I’m impressed with your knowledge of music, particularly the jazz stuff. As for the Starbucks thingy, I’ve seen it once in Sydney some years ago and more recently in HK. Don’t understand how a country with so many Europeans just can’t seem to get the idea about good coffee, but there must be some Italian coffee shops some where there?

I’m sure you will have heard the footy scores, so I won’t upset you with those, other than to say I was pleased to see Hawks have win. I noted that one of your ‘reads’ mentioned the Manly v Storm game today….don’t bother to watch it ; Manly 40; Storm 0.

I enjoyed your ‘jottings’ , both, and Love to you both. JP/PP

  David Ellis wrote @

I also heard the coodabeens interview and it was lovely to hear your happy voice. it sounds like a delightful time. Hope England etc is as great for you as it was for us when we walked across on the Coast to coast….beautiful way to see a country.
Your boss will be very interested to hear that half way thru you are expecting to be a month late….by the end of the trip you will probably be 2 years late!
However long it takes, have a brilliant time.
By the way we have just started delivering training to 3500 people on family violence risk assessment framework with NTV and DVRC!!!! Partly thanks to your great work before you went. Good to know the good work is still going while you are off fart arsing around the world in your red truck!
cheers david

  Allie Bailey wrote @

Hola! finally found your blog, after tracking down my DVRC mail…. how ace to read your travels… Danny looking very Into The Wild Canadian, very Iron n Wine. Im filled with travel envy, but so happy you’re all having such a good time… hope to catch up with Danny this week – i think all those miles deserve a beer.
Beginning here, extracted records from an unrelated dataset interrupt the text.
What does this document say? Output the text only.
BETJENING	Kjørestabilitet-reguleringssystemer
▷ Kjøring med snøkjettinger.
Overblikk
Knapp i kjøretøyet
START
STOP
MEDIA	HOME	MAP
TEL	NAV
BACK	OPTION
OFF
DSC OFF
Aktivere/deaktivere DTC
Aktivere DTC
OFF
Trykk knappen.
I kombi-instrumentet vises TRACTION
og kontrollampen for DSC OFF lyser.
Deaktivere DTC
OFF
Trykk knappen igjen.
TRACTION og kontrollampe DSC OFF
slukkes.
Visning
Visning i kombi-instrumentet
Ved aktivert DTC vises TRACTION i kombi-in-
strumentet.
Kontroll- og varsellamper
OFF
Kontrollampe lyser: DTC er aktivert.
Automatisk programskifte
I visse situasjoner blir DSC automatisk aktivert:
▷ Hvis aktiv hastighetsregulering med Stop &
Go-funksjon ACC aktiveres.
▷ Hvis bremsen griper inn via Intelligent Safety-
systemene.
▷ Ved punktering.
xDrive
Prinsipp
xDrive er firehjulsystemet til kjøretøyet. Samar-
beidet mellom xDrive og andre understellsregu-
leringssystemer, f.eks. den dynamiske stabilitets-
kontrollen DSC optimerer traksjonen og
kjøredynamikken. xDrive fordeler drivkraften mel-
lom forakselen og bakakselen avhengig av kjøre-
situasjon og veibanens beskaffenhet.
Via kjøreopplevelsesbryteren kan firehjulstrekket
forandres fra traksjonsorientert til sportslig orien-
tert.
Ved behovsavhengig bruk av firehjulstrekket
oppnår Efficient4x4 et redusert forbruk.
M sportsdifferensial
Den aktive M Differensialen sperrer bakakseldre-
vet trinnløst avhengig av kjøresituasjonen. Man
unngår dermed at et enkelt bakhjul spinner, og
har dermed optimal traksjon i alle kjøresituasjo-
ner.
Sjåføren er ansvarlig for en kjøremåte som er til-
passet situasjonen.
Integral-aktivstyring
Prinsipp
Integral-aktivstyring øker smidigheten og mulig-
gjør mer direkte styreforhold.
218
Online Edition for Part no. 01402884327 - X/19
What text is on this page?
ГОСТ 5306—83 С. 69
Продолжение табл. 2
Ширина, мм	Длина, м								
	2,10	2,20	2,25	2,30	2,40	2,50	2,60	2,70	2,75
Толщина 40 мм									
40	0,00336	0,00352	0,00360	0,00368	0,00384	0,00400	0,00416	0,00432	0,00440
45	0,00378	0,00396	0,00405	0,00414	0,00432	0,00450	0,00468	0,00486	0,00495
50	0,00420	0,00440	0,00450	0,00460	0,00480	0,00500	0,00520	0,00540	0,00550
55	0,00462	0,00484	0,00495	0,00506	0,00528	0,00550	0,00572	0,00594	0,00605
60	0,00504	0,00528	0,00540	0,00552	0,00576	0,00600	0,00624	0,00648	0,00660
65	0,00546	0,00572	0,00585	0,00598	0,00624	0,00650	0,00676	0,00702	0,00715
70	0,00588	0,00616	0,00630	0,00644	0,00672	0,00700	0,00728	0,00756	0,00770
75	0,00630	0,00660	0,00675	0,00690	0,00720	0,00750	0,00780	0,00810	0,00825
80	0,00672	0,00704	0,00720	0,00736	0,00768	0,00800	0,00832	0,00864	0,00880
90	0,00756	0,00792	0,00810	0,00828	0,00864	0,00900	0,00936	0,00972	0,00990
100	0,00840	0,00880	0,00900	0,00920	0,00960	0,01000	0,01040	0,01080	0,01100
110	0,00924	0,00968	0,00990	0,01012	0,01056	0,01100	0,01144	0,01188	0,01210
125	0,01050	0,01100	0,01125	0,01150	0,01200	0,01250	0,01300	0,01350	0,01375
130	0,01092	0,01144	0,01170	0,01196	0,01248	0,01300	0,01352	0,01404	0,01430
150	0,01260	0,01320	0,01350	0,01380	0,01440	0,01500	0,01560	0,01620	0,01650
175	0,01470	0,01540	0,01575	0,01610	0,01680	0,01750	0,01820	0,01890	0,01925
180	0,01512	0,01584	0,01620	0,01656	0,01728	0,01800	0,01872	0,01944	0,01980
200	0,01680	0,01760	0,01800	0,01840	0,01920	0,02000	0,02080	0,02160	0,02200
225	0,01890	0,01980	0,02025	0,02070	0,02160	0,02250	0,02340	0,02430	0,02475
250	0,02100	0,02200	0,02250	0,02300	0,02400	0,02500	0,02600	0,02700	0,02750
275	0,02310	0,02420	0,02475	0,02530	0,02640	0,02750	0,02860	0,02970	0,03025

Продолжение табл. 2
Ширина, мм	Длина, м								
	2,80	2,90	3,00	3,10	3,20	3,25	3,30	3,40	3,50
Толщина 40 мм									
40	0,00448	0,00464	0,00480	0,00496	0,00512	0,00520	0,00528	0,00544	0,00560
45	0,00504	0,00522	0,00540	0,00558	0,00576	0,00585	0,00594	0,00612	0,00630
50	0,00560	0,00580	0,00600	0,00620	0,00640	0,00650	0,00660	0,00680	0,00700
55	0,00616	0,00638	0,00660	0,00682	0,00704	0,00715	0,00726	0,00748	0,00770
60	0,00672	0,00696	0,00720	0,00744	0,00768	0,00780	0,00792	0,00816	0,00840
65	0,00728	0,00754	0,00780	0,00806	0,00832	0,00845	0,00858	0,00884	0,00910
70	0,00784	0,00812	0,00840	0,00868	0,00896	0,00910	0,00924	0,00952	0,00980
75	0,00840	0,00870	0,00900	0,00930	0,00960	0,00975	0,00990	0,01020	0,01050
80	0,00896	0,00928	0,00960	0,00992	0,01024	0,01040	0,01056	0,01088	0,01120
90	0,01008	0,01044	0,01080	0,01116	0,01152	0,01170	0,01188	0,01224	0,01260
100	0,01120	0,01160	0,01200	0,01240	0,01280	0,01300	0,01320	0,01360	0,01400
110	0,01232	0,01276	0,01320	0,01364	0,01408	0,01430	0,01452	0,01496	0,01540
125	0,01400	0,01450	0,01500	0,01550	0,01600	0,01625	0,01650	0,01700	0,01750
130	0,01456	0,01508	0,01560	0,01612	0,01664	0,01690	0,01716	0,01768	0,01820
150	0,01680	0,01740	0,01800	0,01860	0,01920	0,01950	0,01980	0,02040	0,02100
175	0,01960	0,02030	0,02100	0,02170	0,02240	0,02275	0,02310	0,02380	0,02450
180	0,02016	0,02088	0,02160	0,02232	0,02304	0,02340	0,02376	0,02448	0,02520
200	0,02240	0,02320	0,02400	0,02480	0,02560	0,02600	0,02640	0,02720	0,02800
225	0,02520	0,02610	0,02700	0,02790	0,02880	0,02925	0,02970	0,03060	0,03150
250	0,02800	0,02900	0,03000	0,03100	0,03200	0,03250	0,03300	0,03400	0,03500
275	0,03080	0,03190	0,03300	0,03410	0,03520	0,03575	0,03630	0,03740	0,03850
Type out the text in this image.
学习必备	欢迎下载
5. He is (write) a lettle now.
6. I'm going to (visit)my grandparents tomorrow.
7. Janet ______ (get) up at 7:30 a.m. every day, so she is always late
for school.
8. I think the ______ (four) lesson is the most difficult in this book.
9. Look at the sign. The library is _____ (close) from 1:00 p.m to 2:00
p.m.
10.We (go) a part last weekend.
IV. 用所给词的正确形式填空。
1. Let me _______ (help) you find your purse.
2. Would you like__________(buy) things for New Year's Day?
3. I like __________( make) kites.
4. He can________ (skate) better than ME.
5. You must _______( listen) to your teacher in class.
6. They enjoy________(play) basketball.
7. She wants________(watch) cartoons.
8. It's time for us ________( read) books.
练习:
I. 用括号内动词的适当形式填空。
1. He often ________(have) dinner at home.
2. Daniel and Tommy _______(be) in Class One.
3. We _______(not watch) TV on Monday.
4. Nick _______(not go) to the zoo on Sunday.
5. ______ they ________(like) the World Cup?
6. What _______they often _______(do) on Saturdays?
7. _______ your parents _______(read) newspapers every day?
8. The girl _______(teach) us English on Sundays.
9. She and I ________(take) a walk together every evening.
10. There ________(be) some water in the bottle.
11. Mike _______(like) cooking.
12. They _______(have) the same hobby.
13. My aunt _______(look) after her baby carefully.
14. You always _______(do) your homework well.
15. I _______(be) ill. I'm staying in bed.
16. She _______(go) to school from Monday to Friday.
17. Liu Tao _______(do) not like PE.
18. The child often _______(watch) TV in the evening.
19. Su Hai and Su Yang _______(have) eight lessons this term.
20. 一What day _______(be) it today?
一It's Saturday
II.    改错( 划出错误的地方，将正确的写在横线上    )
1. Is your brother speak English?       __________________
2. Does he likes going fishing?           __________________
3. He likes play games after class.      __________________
Will stay in touch now, this is great reading – what an amazing adventure…. thanks also for the soundtracks, spot on funksters.

Allie n Otis xxx

  Hilary wrote @

having checked for more blog several times a week during your quiet patch, suddenly there’s a flood to catch up on. i identified with your driving in manhattan (remember manhattan?) thinking: is this really us? here? now?
i have a more personal letter simmering and percolating through the brain, surely to emerge soon, albeit sieved by the guilt of delay.

  Shannon wrote @

Sorry to hear you didn’t get much time to explore Nova Scotia. It’s a really beautiful province. I think the reason you can’t bring children into a restaurant if you’re just ordering an alcoholic beverage is because well it makes it more like a bar/pub. However, if you order food then they’re able to get away with saying you’re in the “restaurant” area of the pub.